Once you have access to the Kubernetes cluster, you can write an asset that executes the task within a Kubernetes pod using the PipesK8sClient. In comparison to the KubernetesPodOperator, the PipesK8sClient allows you to define the pod spec directly in your Python code.

In the parameter comparison section of this doc, you'll find a detailed comparison describing how to map the KubernetesPodOperator parameters to the PipesK8sClient parameters.

from dagster import AssetExecutionContext, asset

container_cfg = {
"name": "hello-world-pod",
"image": "bash:latest",
"command": ["bash", "-cx"],
"args": ['echo "Hello World!"'],
}


@asset
def execute_hello_world_task(context: AssetExecutionContext):
return eks_client.run(
context=context,
base_pod_meta={"name": "hello-world-pod"},
base_pod_spec={"containers": [container_cfg]},
).get_results()

This is just a snippet of what the PipesK8sClient can do. Take a look at our full guide on the dagster-k8s PipesK8sClient for more information.

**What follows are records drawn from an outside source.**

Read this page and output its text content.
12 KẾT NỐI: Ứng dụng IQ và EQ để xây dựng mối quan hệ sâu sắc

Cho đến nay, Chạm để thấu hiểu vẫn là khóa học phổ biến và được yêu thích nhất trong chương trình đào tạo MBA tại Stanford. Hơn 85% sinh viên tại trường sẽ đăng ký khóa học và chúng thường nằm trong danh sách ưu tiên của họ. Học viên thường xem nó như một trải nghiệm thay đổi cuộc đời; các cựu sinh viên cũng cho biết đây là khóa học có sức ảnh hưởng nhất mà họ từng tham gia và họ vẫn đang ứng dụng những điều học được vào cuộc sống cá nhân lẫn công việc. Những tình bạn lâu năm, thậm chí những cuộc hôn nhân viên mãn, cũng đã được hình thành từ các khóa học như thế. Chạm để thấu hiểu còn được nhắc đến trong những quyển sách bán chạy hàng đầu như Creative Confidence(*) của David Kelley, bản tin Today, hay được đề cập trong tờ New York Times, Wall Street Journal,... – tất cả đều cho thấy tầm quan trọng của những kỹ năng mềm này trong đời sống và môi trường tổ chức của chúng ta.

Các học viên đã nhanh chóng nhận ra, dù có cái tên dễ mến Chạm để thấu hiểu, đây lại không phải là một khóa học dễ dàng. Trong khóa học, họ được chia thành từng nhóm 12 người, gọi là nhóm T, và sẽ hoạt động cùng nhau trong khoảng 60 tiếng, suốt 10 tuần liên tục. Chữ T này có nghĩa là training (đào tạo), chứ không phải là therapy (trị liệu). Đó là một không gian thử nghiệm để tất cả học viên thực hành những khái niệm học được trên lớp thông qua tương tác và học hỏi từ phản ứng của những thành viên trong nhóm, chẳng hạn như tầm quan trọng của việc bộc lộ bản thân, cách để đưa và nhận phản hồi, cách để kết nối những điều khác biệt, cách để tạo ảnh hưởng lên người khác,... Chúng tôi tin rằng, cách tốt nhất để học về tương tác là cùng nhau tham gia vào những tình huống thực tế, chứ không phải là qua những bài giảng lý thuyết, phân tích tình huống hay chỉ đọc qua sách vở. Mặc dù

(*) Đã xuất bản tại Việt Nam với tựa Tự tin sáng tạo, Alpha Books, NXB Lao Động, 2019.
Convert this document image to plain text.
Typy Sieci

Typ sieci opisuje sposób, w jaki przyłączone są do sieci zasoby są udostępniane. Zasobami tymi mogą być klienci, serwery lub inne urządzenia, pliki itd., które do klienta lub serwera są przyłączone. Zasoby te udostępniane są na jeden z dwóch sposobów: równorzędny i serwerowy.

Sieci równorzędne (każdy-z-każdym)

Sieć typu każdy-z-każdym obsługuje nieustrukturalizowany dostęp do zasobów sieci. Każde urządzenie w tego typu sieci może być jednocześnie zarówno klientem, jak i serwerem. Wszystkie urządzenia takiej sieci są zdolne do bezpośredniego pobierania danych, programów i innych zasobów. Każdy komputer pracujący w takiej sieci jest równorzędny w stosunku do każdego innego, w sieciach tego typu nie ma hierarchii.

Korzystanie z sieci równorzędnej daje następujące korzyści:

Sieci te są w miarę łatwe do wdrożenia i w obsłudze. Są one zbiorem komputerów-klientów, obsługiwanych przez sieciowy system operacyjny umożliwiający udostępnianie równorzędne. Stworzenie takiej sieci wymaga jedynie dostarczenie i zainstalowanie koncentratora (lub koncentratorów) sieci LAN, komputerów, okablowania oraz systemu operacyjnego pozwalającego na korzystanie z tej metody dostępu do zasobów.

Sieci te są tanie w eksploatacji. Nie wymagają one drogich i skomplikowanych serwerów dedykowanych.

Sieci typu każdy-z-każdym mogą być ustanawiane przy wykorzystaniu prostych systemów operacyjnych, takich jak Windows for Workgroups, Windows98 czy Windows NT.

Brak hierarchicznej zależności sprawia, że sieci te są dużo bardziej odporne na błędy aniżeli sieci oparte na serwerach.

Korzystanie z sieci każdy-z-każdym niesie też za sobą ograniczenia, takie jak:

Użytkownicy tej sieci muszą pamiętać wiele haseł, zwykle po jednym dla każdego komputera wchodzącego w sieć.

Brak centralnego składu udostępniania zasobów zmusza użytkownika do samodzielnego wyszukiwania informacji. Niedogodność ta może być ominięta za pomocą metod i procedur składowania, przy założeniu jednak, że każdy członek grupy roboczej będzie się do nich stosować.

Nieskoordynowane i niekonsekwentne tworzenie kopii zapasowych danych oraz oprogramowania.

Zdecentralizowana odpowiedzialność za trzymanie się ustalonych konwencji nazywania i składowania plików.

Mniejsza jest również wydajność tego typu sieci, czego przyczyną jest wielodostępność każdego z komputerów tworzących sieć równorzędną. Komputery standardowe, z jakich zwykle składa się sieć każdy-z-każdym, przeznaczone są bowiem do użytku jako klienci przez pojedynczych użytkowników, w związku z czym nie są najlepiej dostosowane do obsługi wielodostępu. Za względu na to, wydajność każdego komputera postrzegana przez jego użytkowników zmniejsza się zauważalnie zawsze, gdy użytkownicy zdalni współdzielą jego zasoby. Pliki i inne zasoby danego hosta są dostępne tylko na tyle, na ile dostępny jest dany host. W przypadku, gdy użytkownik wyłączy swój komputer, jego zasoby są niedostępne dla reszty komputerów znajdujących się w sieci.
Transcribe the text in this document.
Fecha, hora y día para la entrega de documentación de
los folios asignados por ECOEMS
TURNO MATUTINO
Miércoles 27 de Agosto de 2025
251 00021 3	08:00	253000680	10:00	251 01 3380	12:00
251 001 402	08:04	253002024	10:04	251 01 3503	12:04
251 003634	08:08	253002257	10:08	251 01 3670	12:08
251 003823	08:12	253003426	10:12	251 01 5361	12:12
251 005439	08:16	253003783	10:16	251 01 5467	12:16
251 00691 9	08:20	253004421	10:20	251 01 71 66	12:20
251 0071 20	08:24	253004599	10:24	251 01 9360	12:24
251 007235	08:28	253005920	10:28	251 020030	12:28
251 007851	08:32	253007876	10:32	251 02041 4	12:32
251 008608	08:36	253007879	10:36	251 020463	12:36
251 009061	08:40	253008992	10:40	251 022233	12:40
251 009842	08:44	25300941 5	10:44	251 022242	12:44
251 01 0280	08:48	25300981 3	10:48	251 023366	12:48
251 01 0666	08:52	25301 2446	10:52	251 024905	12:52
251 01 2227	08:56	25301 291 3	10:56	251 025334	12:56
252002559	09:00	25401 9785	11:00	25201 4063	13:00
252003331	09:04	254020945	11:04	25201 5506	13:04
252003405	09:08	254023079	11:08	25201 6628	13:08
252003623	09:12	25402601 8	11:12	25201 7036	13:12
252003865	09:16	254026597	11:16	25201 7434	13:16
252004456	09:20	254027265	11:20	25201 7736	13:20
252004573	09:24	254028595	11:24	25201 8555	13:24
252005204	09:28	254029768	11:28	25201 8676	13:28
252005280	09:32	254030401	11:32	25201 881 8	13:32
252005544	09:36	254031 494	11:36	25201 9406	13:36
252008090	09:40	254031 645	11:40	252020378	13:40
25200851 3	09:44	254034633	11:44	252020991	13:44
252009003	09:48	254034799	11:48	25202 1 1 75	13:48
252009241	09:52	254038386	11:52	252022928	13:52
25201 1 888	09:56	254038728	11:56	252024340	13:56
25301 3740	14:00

Step 3: Using dagster-airlift to proxy execution

Finally, you can use dagster-airlift to proxy the execution of the original task to Dagster. For more information, see "Migrating from Airflow to Dagster.

Parameter comparison

Here's a comparison of the parameters between the KubernetesPodOperator and the PipesK8sClient: Directly supported arguments:

  • in_cluster (named load_incluster_config in the PipesK8sClient)
  • cluster_context (named kube_context in the PipesK8sClient)
  • config_file (named kubeconfig_file in the PipesK8sClient)

Many arguments are supported indirectly via the base_pod_spec argument.

  • volumes: Volumes to be used by the Pod (key volumes)
  • affinity: Node affinity/anti-affinity rules for the Pod (key affinity)
  • node_selector: Node selection constraints for the Pod (key nodeSelector)
  • hostnetwork: Enable host networking for the Pod (key hostNetwork)
  • dns_config: DNS settings for the Pod (key dnsConfig)
  • dnspolicy: DNS policy for the Pod (key dnsPolicy)
  • hostname: Hostname of the Pod (key hostname)
  • subdomain: Subdomain for the Pod (key subdomain)
  • schedulername: Scheduler to be used for the Pod (key schedulerName)
  • service_account_name: Service account to be used by the Pod (key serviceAccountName)
  • priority_class_name: Priority class for the Pod (key priorityClassName)
  • security_context: Security context for the entire Pod (key securityContext)
  • tolerations: Tolerations for the Pod (key tolerations)
  • image_pull_secrets: Secrets for pulling container images (key imagePullSecrets)
  • termination_grace_period: Grace period for Pod termination (key terminationGracePeriodSeconds)
  • active_deadline_seconds: Deadline for the Pod's execution (key activeDeadlineSeconds)
  • host_aliases: Additional entries for the Pod's /etc/hosts (key hostAliases)
  • init_containers: Initialization containers for the Pod (key initContainers)

The following arguments are supported under the nested containers key of the base_pod_spec argument of the PipesK8sClient:

  • image: Docker image for the container (key 'image')
  • cmds: Entrypoint command for the container (key command)
  • arguments: Arguments for the entrypoint command (key args)
  • ports: List of ports to expose from the container (key ports)
  • volume_mounts: List of volume mounts for the container (key volumeMounts)
  • env_vars: Environment variables for the container (key env)
  • env_from: List of sources to populate environment variables (key envFrom)
  • image_pull_policy: Policy for pulling the container image (key imagePullPolicy)
  • container_resources: Resource requirements for the container (key resources)
  • container_security_context: Security context for the container (key securityContext)
  • termination_message_policy: Policy for the termination message (key terminationMessagePolicy)

For a full list, see the kubernetes container spec documentation. The following arguments are supported under the base_pod_meta argument, which configures the metadata of the pod:

  • name: name
  • namespace: namespace
  • labels: labels
  • annotations: annotations

For a full list, see the kubernetes objectmeta spec documentation.